Goldman Sachs remains bullish about the upside for U.S. stocks. Citing both of those factors, the bank last week raised its year-end target for the S&P 500. Strategists led by David Kostin forecast the index will finish 2021 at 4,700, implying an advance of nearly 6% from Friday’s closing price and an increase from the previous estimate of 4,300.
“Relative to consensus, we expect stronger revenue growth and more pretax profit margin expansion as firms successfully manage costs and as high-margin tech companies become a larger share of the index,” the strategists wrote in a research note.
The initial post-earnings performance of technology stocks, the biggest five of which account for more than a fifth of the S&P 500, was particularly weak.

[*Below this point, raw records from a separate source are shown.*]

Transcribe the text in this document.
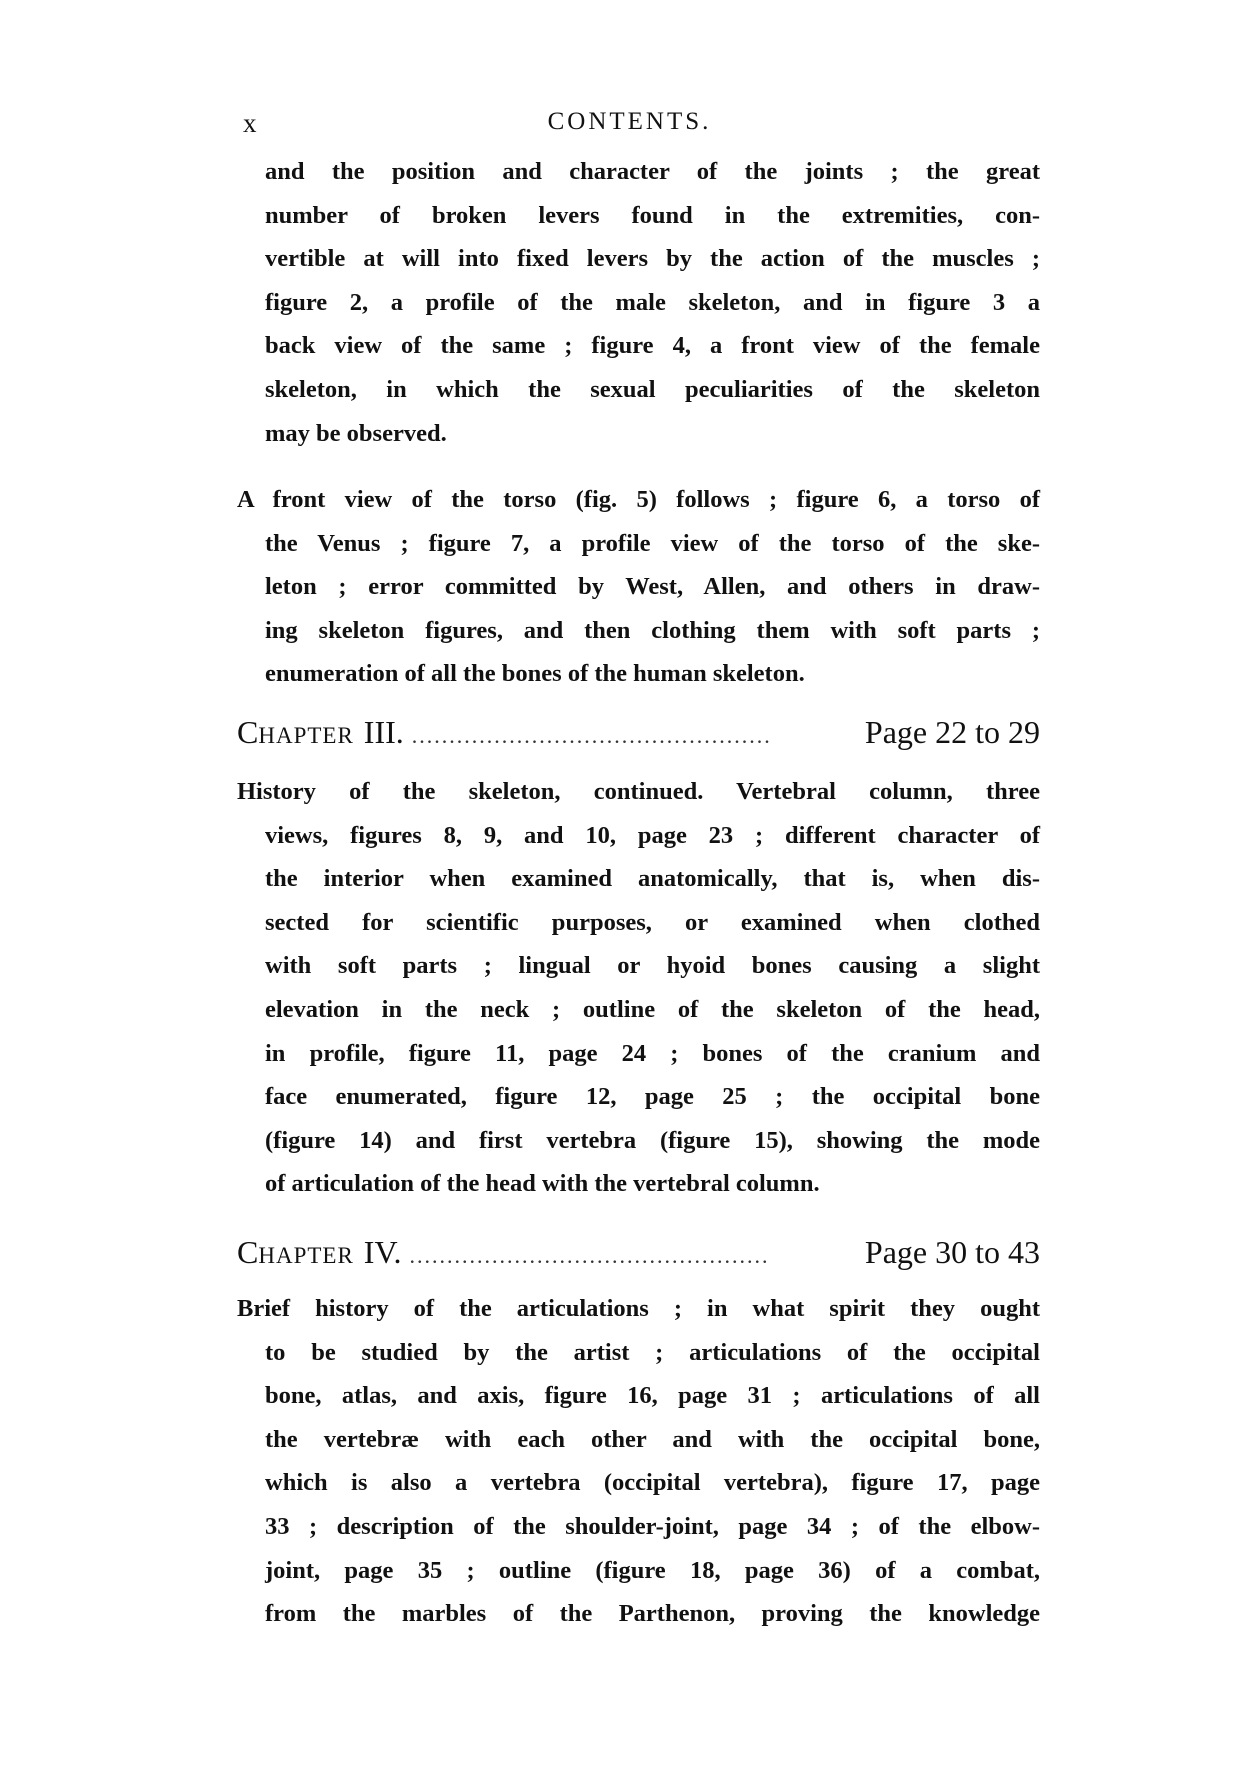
x	CONTENTS.

and the position and character of the joints ; the great
number of broken levers found in the extremities, con-
vertible at will into fixed levers by the action of the muscles ;
figure 2, a profile of the male skeleton, and in figure 3 a
back view of the same ; figure 4, a front view of the female
skeleton, in which the sexual peculiarities of the skeleton
may be observed.

A front view of the torso (fig. 5) follows ; figure 6, a torso of
the Venus ; figure 7, a profile view of the torso of the ske-
leton ; error committed by West, Allen, and others in draw-
ing skeleton figures, and then clothing them with soft parts ;
enumeration of all the bones of the human skeleton.

CHAPTER III. ................................................	Page 22 to 29

History of the skeleton, continued. Vertebral column, three
views, figures 8, 9, and 10, page 23 ; different character of
the interior when examined anatomically, that is, when dis-
sected for scientific purposes, or examined when clothed
with soft parts ; lingual or hyoid bones causing a slight
elevation in the neck ; outline of the skeleton of the head,
in profile, figure 11, page 24 ; bones of the cranium and
face enumerated, figure 12, page 25 ; the occipital bone
(figure 14) and first vertebra (figure 15), showing the mode
of articulation of the head with the vertebral column.

CHAPTER IV. ................................................	Page 30 to 43

Brief history of the articulations ; in what spirit they ought
to be studied by the artist ; articulations of the occipital
bone, atlas, and axis, figure 16, page 31 ; articulations of all
the vertebræ with each other and with the occipital bone,
which is also a vertebra (occipital vertebra), figure 17, page
33 ; description of the shoulder-joint, page 34 ; of the elbow-
joint, page 35 ; outline (figure 18, page 36) of a combat,
from the marbles of the Parthenon, proving the knowledge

For tech companies that have reported so far, 94% have beaten earnings estimates, yet the stocks have fallen an average of 0.6% the following day, according to data compiled by Bloomberg.
“When valuations are this expensive, earnings really need to step up,” said Gina Martin Adams, chief equity strategist for Bloomberg Intelligence. “Tech earnings did step up, but the problem that they face is so did everybody else.”
The tech-heavy Nasdaq 100 Stock Index had outperformed the S&P 500 heading into earnings season as investors positioned for slowing growth in more cyclical sectors, like financials and industrials, and bet that technology companies could continue expanding sales at a similar clip. Some disappointing forecasts from the megacap group helped temper that trend after companies like Apple warned that growth is poised to slow.
For David Donabedian, chief investment officer at CIBC Private Wealth, the cool response to earnings isn’t cause for concern. He expects stocks can still end the year higher than current levels, but with cyclicals taking the lead on economic expansion.
“The economy is going to grow above trend, not just through the end of this year, but through 2022 as well,” he said in an interview. “You’ll see some of these cyclical names do very well.”